Romy Sauvageot, comportementaliste et éducatrice canine, va dans ce sens, en invitant à changer de regard et à donner du poids à l’individualité du chien. Pour elle, il est important d’arrêter de vouloir contrôler le chien, de favoriser la coopération, et d’agir davantage sur l’humain et sur l’environnement que sur l’animal lui-même : « C’est bien que les gens nous écoutent, mais c’est bien d’écouter le chien aussi, lui dont on attend beaucoup de choses et à qui on en impose beaucoup, indique-t-elle. On parle de comportement gênant ou de trouble du comportement, parce qu'il gêne les humains, mais ce sont ici les conséquences et non les causes qui sont regardées. » Il convient de s’interroger sur les besoins et les états émotionnels du chien, en tentant de se mettre à sa place. Se demander pourquoi il agit ainsi permet de comprendre son individualité et de respecter ses besoins et ses limites. Valoriser sa spontanéité et son autonomie (longe, choix du parcours de balade, etc.), tout en fixant un cadre qui lui offre des repères, peut l’aider à se sentir plus écouté et renforce la relation nouée avec lui.

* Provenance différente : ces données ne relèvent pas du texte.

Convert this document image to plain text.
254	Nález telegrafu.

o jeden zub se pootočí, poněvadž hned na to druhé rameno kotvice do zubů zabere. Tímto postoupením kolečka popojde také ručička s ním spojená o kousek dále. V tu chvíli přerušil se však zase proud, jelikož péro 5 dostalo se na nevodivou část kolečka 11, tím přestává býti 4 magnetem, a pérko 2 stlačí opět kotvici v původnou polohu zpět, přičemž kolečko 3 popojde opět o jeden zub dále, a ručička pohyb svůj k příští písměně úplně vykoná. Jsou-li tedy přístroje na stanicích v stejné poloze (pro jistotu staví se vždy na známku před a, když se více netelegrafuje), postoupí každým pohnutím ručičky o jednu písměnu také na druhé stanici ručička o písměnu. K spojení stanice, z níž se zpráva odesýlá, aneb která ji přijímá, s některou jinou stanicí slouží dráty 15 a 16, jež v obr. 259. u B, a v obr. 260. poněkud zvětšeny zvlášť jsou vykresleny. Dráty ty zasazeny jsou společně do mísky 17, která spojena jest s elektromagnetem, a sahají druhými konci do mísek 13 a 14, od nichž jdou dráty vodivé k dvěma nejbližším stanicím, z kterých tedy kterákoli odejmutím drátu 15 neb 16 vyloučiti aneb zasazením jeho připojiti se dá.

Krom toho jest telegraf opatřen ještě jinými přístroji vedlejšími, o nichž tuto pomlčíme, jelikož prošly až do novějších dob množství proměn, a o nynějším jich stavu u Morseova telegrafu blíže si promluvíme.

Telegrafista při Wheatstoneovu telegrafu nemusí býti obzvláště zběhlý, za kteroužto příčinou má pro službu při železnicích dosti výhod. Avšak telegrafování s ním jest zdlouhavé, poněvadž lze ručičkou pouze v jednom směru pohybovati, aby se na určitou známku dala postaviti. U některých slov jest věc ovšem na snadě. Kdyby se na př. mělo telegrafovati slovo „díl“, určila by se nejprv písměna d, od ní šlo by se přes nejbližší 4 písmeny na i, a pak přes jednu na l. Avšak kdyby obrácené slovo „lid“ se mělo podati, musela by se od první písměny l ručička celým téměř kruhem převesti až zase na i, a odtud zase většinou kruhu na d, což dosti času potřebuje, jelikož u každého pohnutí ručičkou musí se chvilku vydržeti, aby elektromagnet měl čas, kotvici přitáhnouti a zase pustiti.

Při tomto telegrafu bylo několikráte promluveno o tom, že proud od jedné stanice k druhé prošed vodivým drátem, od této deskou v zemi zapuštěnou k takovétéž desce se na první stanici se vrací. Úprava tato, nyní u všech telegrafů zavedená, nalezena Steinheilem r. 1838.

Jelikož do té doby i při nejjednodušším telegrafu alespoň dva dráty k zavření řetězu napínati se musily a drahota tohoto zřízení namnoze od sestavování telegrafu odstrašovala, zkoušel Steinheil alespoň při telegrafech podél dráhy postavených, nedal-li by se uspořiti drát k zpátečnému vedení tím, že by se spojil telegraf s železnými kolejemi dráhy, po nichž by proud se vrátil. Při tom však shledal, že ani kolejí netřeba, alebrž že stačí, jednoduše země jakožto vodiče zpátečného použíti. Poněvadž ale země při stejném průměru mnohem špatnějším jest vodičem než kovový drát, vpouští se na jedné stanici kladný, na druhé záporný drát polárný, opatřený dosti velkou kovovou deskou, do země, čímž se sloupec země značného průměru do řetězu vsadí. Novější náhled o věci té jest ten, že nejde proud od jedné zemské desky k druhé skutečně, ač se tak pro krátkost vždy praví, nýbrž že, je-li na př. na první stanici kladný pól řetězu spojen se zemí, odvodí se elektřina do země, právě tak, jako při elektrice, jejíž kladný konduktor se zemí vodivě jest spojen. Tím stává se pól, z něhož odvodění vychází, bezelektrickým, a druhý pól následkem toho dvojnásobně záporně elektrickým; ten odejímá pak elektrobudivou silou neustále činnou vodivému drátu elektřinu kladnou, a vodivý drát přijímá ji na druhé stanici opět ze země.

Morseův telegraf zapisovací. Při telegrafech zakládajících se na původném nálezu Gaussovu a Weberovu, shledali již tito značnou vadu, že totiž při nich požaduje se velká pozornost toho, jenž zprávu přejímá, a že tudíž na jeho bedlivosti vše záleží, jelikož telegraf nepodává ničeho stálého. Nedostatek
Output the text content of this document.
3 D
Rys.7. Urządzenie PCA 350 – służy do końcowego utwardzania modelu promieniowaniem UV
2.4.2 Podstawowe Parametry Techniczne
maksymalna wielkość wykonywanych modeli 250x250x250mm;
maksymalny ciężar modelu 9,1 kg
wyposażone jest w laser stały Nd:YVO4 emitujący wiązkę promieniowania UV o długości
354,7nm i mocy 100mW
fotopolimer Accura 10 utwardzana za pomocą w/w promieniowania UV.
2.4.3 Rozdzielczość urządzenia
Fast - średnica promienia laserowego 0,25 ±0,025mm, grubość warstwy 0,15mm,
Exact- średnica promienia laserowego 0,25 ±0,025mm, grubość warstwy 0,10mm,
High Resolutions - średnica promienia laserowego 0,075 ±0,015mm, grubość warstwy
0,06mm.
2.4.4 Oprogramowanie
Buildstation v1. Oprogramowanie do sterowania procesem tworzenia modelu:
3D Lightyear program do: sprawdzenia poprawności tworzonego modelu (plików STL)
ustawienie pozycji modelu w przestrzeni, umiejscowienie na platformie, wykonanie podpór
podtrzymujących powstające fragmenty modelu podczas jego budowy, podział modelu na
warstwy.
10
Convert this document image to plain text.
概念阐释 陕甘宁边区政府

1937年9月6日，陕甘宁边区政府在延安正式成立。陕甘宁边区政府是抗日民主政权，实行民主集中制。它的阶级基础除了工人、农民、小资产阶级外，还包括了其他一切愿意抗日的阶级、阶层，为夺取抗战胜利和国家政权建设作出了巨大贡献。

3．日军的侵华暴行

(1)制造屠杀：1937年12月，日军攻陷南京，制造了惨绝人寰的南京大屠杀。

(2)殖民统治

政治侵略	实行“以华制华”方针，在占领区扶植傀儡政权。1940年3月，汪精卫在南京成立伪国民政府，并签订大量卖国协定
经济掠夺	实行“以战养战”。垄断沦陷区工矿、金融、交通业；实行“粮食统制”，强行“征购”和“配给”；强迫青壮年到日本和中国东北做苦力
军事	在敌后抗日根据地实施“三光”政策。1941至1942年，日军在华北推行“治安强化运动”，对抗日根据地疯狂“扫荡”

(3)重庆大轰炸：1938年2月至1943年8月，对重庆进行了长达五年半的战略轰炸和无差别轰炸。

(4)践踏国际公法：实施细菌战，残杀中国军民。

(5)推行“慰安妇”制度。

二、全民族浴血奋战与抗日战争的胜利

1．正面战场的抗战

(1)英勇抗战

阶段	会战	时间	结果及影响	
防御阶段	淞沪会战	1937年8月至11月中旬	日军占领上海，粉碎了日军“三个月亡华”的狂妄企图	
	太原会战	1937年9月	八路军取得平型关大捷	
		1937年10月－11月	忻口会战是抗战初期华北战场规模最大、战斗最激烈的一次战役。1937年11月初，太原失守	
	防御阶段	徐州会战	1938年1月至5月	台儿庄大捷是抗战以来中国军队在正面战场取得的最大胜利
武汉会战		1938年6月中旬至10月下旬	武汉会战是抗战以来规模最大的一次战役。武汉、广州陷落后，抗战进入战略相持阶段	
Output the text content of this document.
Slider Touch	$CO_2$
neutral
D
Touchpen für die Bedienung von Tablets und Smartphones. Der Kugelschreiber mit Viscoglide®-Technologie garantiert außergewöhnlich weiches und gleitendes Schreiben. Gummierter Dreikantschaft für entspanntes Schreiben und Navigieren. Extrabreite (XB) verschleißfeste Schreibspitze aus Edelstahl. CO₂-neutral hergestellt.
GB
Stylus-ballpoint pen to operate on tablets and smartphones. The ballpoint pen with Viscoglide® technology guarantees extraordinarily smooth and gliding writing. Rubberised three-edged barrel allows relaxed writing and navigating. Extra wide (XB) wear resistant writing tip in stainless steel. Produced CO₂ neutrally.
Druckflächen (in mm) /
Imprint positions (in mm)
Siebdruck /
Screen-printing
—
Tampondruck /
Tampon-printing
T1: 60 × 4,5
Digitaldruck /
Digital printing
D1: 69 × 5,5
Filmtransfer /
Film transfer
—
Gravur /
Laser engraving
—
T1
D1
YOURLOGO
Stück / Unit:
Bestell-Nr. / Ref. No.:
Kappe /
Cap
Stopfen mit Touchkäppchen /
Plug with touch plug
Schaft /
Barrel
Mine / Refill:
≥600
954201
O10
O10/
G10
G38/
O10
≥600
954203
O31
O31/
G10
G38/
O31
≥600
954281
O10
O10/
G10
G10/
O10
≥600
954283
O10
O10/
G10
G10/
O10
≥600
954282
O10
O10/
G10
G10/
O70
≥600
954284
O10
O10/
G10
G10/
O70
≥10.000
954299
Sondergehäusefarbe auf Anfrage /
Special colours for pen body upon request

L’importance du consentement

Sarah Jeannin, éthologue et psychologue, conseille aux détenteurs de redonner du choix à leur animal, pour qu'il soit davantage acteur de sa vie. Par exemple en le laissant être à l’initiative du parcours pendant une balade, de son espace de repos dans le lieu de vie, du jouet avec lequel il s'amuse, etc. Les animaux sont dépendants, la satisfaction de leurs besoins fondamentaux relève totalement de leurs propriétaires, qui contrôlent leur environnement, leur alimentation, leurs sorties, leurs interactions sociales, leur reproduction, etc. Le consentement est au cœur de cette réflexion : il invite à repenser les dynamiques de pouvoir et les contraintes imposées aux individus. Pour Sarah Jeannin, la liberté de choix précède le consentement, et la réelle différence entre l’animal de compagnie et l’animal compagnon repose sur cette notion de choix. Ainsi, il convient d’éviter les idées reçues et de ne pas imposer à un chien/un chat certaines activités parce qu'il est dit qu’un chien/un chat en a besoin. Il faut tenir compte de ses besoins individuels et subjectifs, en fonction de son tempérament et de ses préférences. Par exemple, au cours de sa socialisation, un chien ou un chat doit apprendre à tolérer la caresse et à l’apprécier. Il peut ne pas aimer les contacts physiques, et il est important de lui demander son consentement avant de le toucher, ce qui installe un climat de confiance favorisant les interactions positives.

Cela est valable pour une personne inconnue de l’animal : elle doit lui demander son autorisation, à lui et non à son propriétaire. Pour cela, Sarah Jeannin suggère de laisser l’animal être à l’initiative de l’interaction, et d'être attentif aux stratégies d’évitement, en rappelant que ce n’est pas parce que le chien flaire la personne ou que le chat se frotte à elle qu’il est d’accord. Il est également important de renouveler la demande de consentement en fonction des variations émotionnelles de l’animal, et de le laisser libre de mettre fin à l’interaction. Nous sommes confrontés à la responsabilité morale de respecter, dans la mesure du possible, les choix et les limites des animaux, c’est une question éthique. La question du respect de ces limites dans le cadre des soins se pose aussi aux vétérinaires.